The vessel was the 19,000-ton White Star liner Albertic which served the trans-Atlantic run between Britain, Canada and the United States.

Built in Germany and launched just after World War One, the Albertic was handed over to the British Government as part of war reparations and sold to the Royal Mail Steam Packet Company.

The ship’s original name was the Munchen, but was then called the Ohio. The name changed again to Albertic when the White Star Line acquired the ship in 1927.

Gladstone Dock, circa 1927
Dockers loading a ship at Gladstone Dock, Liverpool, 1965.Dockers loading a ship at Gladstone Dock, Liverpool, 1965.
Albertic was scrapped in 1934 when Cunard decided to replace older White Star Line ships with the larger RMS Queen Mary.
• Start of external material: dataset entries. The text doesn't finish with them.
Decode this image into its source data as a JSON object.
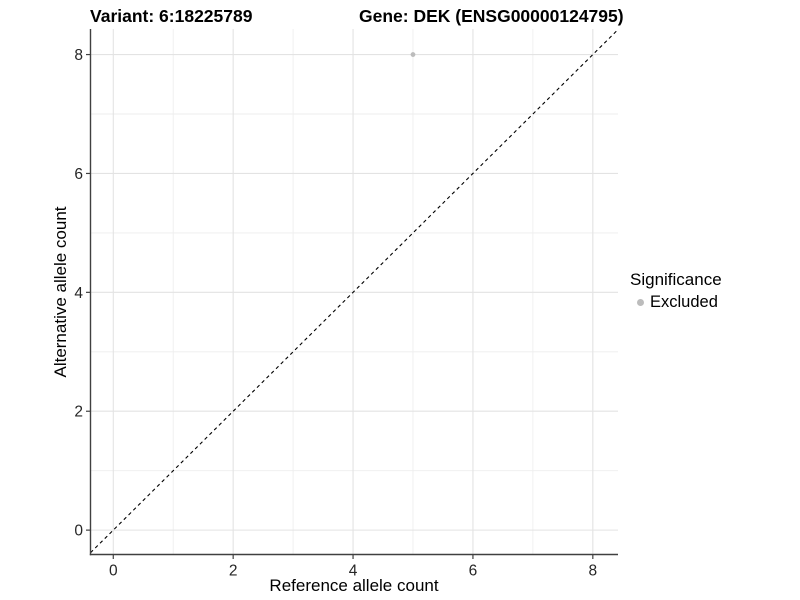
{
  "page": {
    "background": "#ffffff"
  },
  "chart_data": {
    "type": "scatter",
    "title_left": "Variant: 6:18225789",
    "title_right": "Gene: DEK (ENSG00000124795)",
    "xlabel": "Reference allele count",
    "ylabel": "Alternative allele count",
    "xlim": [
      -0.38,
      8.42
    ],
    "ylim": [
      -0.41,
      8.43
    ],
    "xticks": [
      0,
      2,
      4,
      6,
      8
    ],
    "yticks": [
      0,
      2,
      4,
      6,
      8
    ],
    "xticks_minor": [
      1,
      3,
      5,
      7
    ],
    "yticks_minor": [
      1,
      3,
      5,
      7
    ],
    "grid": "major+minor",
    "series": [
      {
        "name": "Excluded",
        "color": "#bcbcbc",
        "points": [
          {
            "x": 5,
            "y": 8
          }
        ]
      }
    ],
    "reference_line": {
      "slope": 1,
      "intercept": 0,
      "style": "dashed",
      "color": "#000000"
    },
    "legend": {
      "title": "Significance",
      "position": "right",
      "items": [
        {
          "label": "Excluded",
          "color": "#bcbcbc"
        }
      ]
    },
    "colors": {
      "grid_major": "#e3e3e3",
      "grid_minor": "#eeeeee",
      "axis_line": "#404040",
      "tick_text": "#262626",
      "title_text": "#000000",
      "point": "#bcbcbc"
    }
  }
}
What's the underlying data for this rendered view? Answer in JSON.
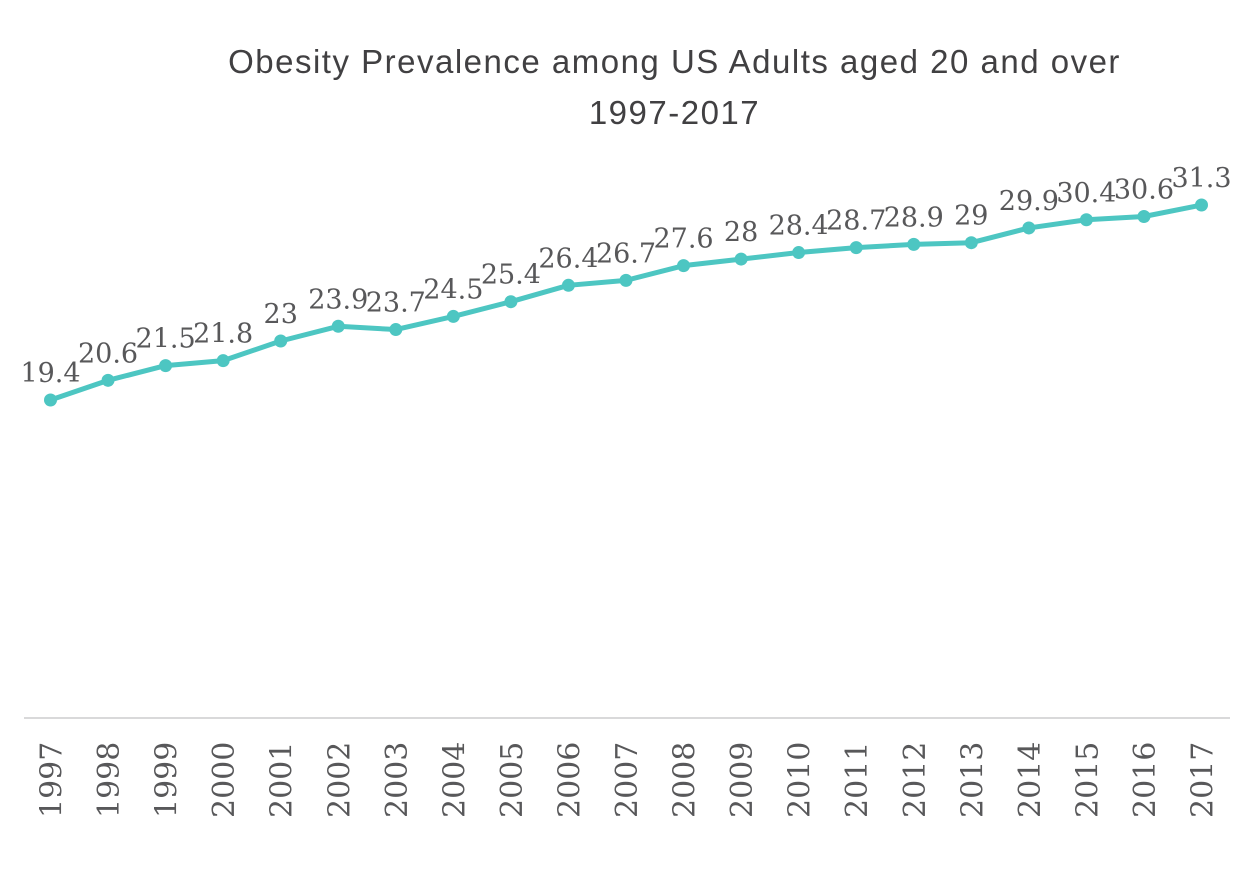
{
  "page": {
    "background_color": "#FFFFFF"
  },
  "chart": {
    "title": "Obesity Prevalence among US Adults aged 20 and over",
    "subtitle": "1997-2017"
  },
  "chart_data": {
    "type": "line",
    "title": "Obesity Prevalence among US Adults aged 20 and over 1997-2017",
    "categories": [
      "1997",
      "1998",
      "1999",
      "2000",
      "2001",
      "2002",
      "2003",
      "2004",
      "2005",
      "2006",
      "2007",
      "2008",
      "2009",
      "2010",
      "2011",
      "2012",
      "2013",
      "2014",
      "2015",
      "2016",
      "2017"
    ],
    "values": [
      19.4,
      20.6,
      21.5,
      21.8,
      23,
      23.9,
      23.7,
      24.5,
      25.4,
      26.4,
      26.7,
      27.6,
      28,
      28.4,
      28.7,
      28.9,
      29,
      29.9,
      30.4,
      30.6,
      31.3
    ],
    "data_labels_text": [
      "19.4",
      "20.6",
      "21.5",
      "21.8",
      "23",
      "23.9",
      "23.7",
      "24.5",
      "25.4",
      "26.4",
      "26.7",
      "27.6",
      "28",
      "28.4",
      "28.7",
      "28.9",
      "29",
      "29.9",
      "30.4",
      "30.6",
      "31.3"
    ],
    "xlabel": "",
    "ylabel": "",
    "legend": "none",
    "grid": false,
    "y_axis_visible": false,
    "data_labels_visible": true,
    "x_tick_rotation_deg": -90,
    "marker": "circle",
    "colors": {
      "line": "#4DC6C2",
      "marker": "#4DC6C2",
      "data_label": "#58585A",
      "tick_label": "#58585A",
      "title": "#414042",
      "axis_line": "#D9D9DA"
    }
  }
}
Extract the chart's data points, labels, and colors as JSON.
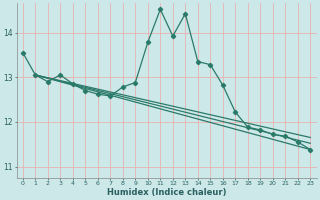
{
  "xlabel": "Humidex (Indice chaleur)",
  "bg_color": "#cde8e8",
  "grid_color": "#e8b0b0",
  "line_color": "#2a7a6a",
  "xlim": [
    -0.5,
    23.5
  ],
  "ylim": [
    10.75,
    14.65
  ],
  "yticks": [
    11,
    12,
    13,
    14
  ],
  "xticks": [
    0,
    1,
    2,
    3,
    4,
    5,
    6,
    7,
    8,
    9,
    10,
    11,
    12,
    13,
    14,
    15,
    16,
    17,
    18,
    19,
    20,
    21,
    22,
    23
  ],
  "main_x": [
    0,
    1,
    2,
    3,
    4,
    5,
    6,
    7,
    8,
    9,
    10,
    11,
    12,
    13,
    14,
    15,
    16,
    17,
    18,
    19,
    20,
    21,
    22,
    23
  ],
  "main_y": [
    13.55,
    13.05,
    12.9,
    13.05,
    12.85,
    12.7,
    12.62,
    12.58,
    12.78,
    12.88,
    13.78,
    14.52,
    13.92,
    14.42,
    13.35,
    13.28,
    12.82,
    12.22,
    11.88,
    11.82,
    11.72,
    11.68,
    11.55,
    11.38
  ],
  "trend1_x": [
    1,
    23
  ],
  "trend1_y": [
    13.05,
    11.38
  ],
  "trend2_x": [
    1,
    23
  ],
  "trend2_y": [
    13.05,
    11.52
  ],
  "trend3_x": [
    1,
    23
  ],
  "trend3_y": [
    13.05,
    11.65
  ],
  "xlabel_color": "#2a6060",
  "tick_color": "#2a6060",
  "spine_color": "#888888"
}
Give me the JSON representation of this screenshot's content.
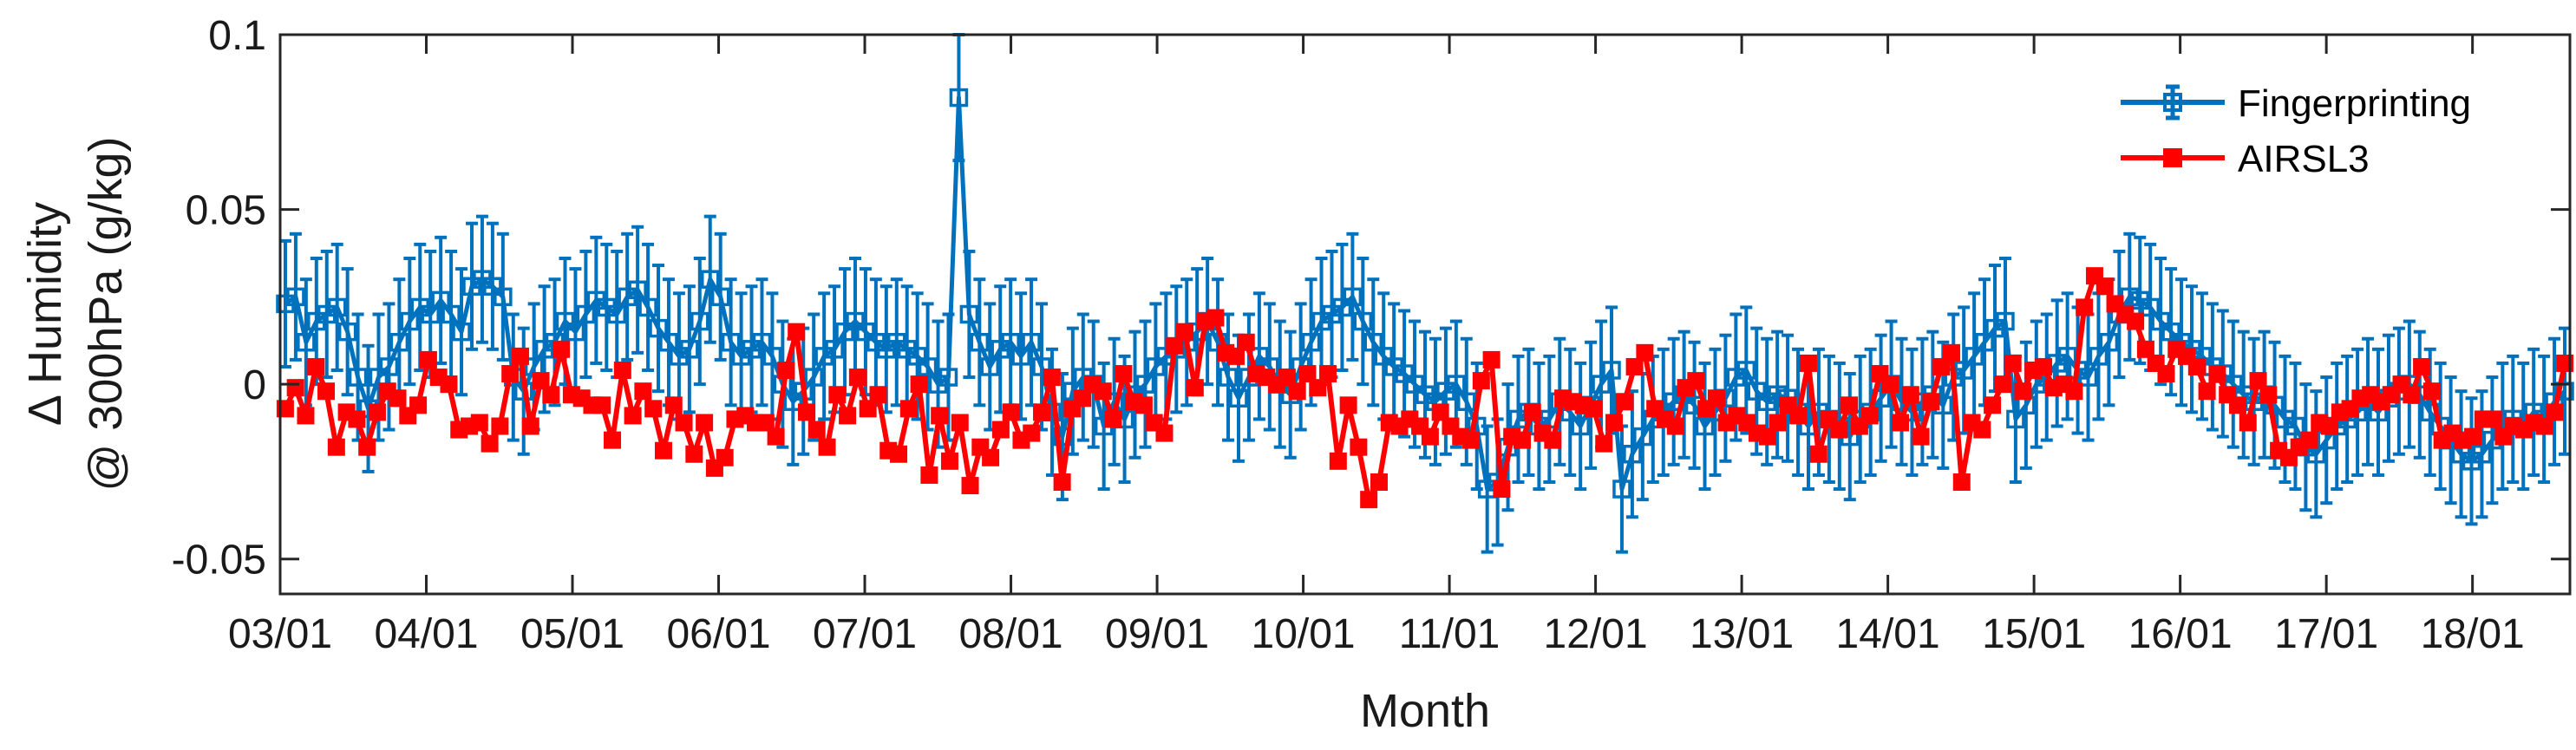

The Gladstone Dock is named after Liverpool merchant Robert Gladstone, a second cousin of Prime Minister William Gladstone. It was eventually completed in 1927.

The Graving Dock, which could be flooded and drained to work on ships, was opened earlier in 1913. It was designed to accommodate the largest liners of the time, but has since been converted into a wet dock.

At the outbreak of the First World War in 1918, the liner Aquitania was converted for war service in the graving dock after arriving for repairs. Minesweepers and Atlantic convoy escorts were based at the dock during World War II.

Our second image shows Gladstone Dock fully operational in August 1965.